Il expose que la notification des jugements est intervenu alors même
qu'il était séquestré comme aliéné et qu'il avait souffert au surplus de
graves problèmes de santé physique. Il invoque également le fait qu'il
était placé sous tutelle et que la notification des jugements aurait dû
être faite à son tuteur. Concernant l'absence d'appel des ordonnances de
refus de sortie, après avoir rappelé que l'appel lui est toujours ouvert,
il expose qu'il ne s'agit pas de la voie la plus rapide pour obtenir son
élargissement, dans la mesure où le droit français autorise une personne
internée à former à tout moment une nouvelle demande de sortie.

      a) Sur le premier point, la Commission rappelle que, dans l'arrêt
Ringeisen, la Cour, après avoir indiqué que le requérant devait faire
"l'essai loyal" des divers recours internes avant de saisir la
Commission, a considéré qu'il était loisible à celle-ci de "tolérer que
le dernier échelon de ces recours soit atteint peu après le dépôt de la
requête, mais avant qu'elle ne soit appelée à se prononcer sur la
recevabilité".

      Tel est le cas en l'espèce, puisque le Conseil d'Etat a statué sur
les recours du requérant après l'introduction de la requête, mais avant
que la Commission se prononce sur sa recevabilité.

      En conséquence, cette partie de l'exception du Gouvernement ne
saurait être retenue.

      b) Sur le deuxième point, la Commission se réfère à sa jurisprudence
selon laquelle les voies de recours internes ne sont pas épuisées lorsque
le recours a été rejeté par suite d'une informalité commise par l'auteur
du recours (cf. notamment N° 6878/75, déc. 6.10.76, D.R. 6 p. 79 ;
N° 10636/83, déc. 1.7.85, D.R. 43 p. 171 ; N° 10785/84, déc. 18.7.86,
D.R. 48 p. 102).

      Il incombe donc à la Commission d'établir si le premier requérant
invoque des circonstances particulières de nature à l'exonérer de
l'obligation d'épuiser les voies de recours internes au sens de l'article
26 (art. 26) précité.

      S'agissant de son état mental, la Commission renvoie à la
jurisprudence, rappelée ci-dessus, selon laquelle la circonstance qu'une
personne souffre de troubles mentaux n'est pas de nature à la dispenser
de respecter les exigences de l'article 26 (cf. N° 6840/74, précitée).
En l'espèce, le premier requérant avait préalablement formé de nombreux
recours devant le Conseil d'Etat et il n'allègue aucune circonstance
particulière qui l'aurait empêché de le saisir de nouveau. Par ailleurs,
les affirmations relatives à son état physique ne sont pas étayées.
Enfin, la Commission estime que son placement sous tutelle, qui visait
à préserver ses biens, ne constitue pas davantage une circonstance de
nature à l'exonérer de l'obligation d'épuiser les voies de recours
internes.

      Il s'ensuit que l'exception du Gouvernement doit être accueillie sur
ce point. En conséquence, la partie de la requête relative aux recours
déclarés irrecevable par le Conseil d'Etat doit être rejetée en
application des articles 26 et 27 par. 3 (art. 26, 27-3) de la
Convention.

      c) Sur le troisième point, la Commission n'estime pas nécessaire de
rechercher si le premier requérant devait, pour épuiser les voies de
recours internes, faire appel des décisions rejetant ses demandes de
sortie, dans la mesure où elle considère que ses griefs sont en tout état
de cause dénués de fondement, pour les motifs ci-après exposés.

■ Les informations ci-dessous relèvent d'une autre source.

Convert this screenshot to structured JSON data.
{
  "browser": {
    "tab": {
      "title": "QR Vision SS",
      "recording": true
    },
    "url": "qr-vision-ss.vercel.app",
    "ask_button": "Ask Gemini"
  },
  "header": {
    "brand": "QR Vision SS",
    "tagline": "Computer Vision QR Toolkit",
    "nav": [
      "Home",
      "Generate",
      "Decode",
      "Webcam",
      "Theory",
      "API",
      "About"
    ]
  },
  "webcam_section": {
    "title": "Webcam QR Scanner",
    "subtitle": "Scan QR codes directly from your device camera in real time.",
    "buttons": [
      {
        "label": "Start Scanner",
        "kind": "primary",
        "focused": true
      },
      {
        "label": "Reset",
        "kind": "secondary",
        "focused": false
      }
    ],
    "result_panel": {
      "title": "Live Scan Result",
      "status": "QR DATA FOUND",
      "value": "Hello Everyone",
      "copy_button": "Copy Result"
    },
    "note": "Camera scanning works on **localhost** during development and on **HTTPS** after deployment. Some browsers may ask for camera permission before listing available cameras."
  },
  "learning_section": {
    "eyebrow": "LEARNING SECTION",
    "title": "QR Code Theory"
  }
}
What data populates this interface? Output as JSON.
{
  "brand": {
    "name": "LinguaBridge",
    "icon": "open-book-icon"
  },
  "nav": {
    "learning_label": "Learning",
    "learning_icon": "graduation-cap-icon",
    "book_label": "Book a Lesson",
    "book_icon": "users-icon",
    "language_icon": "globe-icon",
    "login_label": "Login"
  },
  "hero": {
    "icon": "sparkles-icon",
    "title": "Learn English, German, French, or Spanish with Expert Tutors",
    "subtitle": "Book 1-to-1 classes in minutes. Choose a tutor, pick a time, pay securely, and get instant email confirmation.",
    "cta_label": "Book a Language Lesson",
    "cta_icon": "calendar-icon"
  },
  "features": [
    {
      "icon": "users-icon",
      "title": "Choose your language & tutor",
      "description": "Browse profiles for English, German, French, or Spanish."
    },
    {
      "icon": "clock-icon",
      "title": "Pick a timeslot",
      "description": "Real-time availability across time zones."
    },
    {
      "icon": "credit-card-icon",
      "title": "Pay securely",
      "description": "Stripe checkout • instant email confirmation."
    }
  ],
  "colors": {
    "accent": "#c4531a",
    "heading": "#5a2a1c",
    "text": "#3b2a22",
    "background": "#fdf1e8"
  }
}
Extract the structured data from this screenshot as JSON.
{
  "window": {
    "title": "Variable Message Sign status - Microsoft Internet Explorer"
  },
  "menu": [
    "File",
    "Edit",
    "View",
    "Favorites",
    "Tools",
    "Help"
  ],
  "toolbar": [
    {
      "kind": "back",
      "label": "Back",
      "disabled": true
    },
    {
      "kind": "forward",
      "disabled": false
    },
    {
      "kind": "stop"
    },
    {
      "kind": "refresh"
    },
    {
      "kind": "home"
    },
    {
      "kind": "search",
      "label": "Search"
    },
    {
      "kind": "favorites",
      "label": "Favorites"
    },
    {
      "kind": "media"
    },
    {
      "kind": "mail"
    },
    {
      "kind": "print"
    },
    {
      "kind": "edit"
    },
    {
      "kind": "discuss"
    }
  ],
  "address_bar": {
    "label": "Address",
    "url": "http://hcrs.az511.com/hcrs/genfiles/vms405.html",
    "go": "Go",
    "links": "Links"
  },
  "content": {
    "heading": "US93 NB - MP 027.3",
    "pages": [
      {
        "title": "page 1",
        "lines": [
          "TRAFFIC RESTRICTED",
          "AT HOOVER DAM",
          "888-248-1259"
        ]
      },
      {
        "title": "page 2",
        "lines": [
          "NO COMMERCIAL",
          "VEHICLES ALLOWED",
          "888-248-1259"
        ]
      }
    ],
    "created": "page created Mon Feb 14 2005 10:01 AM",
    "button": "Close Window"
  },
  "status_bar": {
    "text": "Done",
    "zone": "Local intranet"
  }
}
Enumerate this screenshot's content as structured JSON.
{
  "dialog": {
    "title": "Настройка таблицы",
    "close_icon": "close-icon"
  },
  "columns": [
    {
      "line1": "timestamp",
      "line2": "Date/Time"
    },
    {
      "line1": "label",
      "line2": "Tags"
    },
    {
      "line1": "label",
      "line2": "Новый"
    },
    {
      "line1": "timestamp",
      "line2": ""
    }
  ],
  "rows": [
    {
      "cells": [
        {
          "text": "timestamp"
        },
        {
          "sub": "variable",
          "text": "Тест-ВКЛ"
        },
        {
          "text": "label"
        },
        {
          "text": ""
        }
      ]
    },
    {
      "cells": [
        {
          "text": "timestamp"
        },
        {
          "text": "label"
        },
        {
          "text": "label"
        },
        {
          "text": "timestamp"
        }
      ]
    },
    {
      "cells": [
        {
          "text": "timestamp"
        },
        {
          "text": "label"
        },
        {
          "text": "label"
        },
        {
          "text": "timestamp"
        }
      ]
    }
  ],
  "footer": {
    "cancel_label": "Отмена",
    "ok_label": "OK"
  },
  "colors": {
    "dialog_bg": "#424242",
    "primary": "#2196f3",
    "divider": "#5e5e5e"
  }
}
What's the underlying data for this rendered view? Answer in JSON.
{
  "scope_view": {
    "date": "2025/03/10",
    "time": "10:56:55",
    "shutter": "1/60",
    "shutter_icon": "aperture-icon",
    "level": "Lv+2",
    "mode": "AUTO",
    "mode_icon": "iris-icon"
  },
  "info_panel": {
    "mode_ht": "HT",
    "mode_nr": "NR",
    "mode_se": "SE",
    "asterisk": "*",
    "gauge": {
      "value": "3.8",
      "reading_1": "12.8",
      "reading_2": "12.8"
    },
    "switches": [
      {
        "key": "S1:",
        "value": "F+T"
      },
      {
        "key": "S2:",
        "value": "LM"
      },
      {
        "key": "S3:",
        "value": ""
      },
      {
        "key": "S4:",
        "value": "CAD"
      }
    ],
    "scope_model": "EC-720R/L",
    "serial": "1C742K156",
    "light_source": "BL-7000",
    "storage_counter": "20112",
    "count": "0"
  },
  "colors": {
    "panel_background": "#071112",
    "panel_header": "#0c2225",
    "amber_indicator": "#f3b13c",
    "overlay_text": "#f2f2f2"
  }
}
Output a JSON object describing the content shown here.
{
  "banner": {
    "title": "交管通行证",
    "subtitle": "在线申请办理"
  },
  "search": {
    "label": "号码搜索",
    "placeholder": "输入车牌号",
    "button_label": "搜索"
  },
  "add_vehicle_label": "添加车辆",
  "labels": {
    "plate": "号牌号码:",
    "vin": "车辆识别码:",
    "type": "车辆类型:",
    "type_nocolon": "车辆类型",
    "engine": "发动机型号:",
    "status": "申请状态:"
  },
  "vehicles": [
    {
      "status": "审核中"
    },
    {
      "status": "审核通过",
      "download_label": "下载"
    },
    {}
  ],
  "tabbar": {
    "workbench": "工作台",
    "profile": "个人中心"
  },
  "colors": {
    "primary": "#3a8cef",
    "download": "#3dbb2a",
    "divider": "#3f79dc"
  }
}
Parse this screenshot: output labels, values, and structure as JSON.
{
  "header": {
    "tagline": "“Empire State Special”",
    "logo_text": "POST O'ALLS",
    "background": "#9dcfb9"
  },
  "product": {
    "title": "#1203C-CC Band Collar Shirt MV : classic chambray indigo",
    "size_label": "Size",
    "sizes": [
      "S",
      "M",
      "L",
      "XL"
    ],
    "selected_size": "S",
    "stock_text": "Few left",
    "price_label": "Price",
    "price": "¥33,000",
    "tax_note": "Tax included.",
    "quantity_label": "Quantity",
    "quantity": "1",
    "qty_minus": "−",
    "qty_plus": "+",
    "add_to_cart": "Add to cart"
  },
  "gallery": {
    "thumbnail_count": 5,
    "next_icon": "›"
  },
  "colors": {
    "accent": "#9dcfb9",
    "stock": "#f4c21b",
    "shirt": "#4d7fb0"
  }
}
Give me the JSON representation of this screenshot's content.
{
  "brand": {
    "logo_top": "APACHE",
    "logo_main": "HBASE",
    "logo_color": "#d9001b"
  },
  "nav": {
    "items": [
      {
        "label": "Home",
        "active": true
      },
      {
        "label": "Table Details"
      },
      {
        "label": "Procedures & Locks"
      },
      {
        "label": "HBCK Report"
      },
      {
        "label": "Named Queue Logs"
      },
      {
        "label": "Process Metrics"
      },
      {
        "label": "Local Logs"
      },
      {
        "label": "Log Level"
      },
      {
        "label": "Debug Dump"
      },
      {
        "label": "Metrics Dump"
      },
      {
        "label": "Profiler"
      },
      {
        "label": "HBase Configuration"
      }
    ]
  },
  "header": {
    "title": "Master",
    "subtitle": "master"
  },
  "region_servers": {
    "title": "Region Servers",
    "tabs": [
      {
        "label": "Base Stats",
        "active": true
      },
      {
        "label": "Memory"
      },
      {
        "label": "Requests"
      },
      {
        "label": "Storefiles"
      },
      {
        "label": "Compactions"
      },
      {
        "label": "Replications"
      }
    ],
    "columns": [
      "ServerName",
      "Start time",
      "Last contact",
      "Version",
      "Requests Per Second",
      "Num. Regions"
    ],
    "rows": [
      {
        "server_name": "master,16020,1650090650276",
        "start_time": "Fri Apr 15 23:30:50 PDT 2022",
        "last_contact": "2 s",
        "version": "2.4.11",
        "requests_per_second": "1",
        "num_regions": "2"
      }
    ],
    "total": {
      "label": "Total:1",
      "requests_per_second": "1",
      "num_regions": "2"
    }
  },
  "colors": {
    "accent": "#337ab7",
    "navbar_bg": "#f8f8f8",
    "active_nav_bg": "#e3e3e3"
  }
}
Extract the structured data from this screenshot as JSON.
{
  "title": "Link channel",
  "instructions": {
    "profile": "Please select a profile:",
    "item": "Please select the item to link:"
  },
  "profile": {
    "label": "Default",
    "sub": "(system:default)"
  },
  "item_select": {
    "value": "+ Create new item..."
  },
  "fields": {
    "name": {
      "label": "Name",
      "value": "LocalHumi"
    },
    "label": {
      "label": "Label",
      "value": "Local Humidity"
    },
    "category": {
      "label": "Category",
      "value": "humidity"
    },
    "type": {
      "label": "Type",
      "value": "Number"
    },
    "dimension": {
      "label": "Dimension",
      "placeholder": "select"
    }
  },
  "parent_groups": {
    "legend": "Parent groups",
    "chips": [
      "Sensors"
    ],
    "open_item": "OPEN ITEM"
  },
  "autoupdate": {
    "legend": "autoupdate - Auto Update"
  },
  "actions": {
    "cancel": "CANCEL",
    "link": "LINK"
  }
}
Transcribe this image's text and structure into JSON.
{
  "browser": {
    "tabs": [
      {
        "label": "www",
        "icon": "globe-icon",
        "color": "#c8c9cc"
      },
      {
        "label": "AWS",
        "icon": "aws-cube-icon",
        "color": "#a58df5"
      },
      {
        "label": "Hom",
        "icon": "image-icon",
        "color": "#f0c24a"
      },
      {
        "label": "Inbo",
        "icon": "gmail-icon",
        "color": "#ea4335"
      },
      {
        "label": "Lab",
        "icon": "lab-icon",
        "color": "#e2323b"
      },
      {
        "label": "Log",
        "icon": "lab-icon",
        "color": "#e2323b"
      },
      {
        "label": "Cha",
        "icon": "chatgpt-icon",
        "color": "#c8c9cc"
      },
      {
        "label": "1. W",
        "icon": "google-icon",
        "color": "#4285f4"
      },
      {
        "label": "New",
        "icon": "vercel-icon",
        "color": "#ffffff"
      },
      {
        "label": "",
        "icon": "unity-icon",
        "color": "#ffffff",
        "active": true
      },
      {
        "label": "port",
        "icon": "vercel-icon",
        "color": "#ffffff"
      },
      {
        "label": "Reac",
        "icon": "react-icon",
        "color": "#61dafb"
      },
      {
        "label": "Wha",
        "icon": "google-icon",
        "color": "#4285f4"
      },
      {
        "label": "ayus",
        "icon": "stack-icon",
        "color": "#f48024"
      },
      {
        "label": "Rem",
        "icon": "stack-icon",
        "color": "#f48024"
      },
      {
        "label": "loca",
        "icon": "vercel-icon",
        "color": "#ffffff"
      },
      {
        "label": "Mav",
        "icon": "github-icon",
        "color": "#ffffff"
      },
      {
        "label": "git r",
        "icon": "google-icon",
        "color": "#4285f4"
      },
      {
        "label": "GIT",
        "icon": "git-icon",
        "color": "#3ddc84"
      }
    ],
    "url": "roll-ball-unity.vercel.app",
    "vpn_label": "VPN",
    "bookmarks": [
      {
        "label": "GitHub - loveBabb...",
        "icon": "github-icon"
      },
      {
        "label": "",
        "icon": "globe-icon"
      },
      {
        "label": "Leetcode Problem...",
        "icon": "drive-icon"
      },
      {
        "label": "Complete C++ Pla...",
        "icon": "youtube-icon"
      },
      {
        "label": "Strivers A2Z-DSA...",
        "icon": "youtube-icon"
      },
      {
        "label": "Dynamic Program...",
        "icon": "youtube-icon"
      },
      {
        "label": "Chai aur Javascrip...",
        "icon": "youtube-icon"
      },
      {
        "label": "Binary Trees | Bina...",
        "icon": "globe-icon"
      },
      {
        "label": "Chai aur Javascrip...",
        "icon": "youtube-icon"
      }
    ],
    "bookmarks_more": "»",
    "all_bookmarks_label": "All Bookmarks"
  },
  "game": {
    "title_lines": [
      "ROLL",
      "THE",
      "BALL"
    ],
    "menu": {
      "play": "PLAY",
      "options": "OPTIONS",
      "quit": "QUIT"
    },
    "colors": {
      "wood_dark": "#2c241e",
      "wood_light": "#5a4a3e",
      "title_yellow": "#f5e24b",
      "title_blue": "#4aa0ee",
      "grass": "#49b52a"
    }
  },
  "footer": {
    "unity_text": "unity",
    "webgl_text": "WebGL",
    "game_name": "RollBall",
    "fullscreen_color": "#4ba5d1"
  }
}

2.    Le premier requérant estime faire l'objet d'un internement contraire
aux dispositions de l'article 5 par. 1 e) (art. 5-1-e) de la Convention,
qui se lit comme suit :

      "Toute personne a droit à la liberté et à la sûreté. Nul ne
      peut être privé de sa liberté, sauf dans les cas suivants et
      selon les voies légales :

      e. s'il s'agit de la détention régulière (...) d'un aliéné
      (...)"

      Le Gouvernement soutient que l'internement du premier requérant est
conforme aux exigences de cet article (art. 5-1-e). Après avoir rappelé
les critères établis par la Cour, il souligne que le premier requérant
a fait l'objet d'expertises qui ont conclu au caractère réel de ses
troubles et ont préconisé son maintien en internement. Au vu de ces
rapports et après débat contradictoire, le juge judiciaire a refusé à
deux reprises sa sortie, estimant qu'étaient rapportées les preuves
médicales d'un état mental propre à justifier une hospitalisation forcée.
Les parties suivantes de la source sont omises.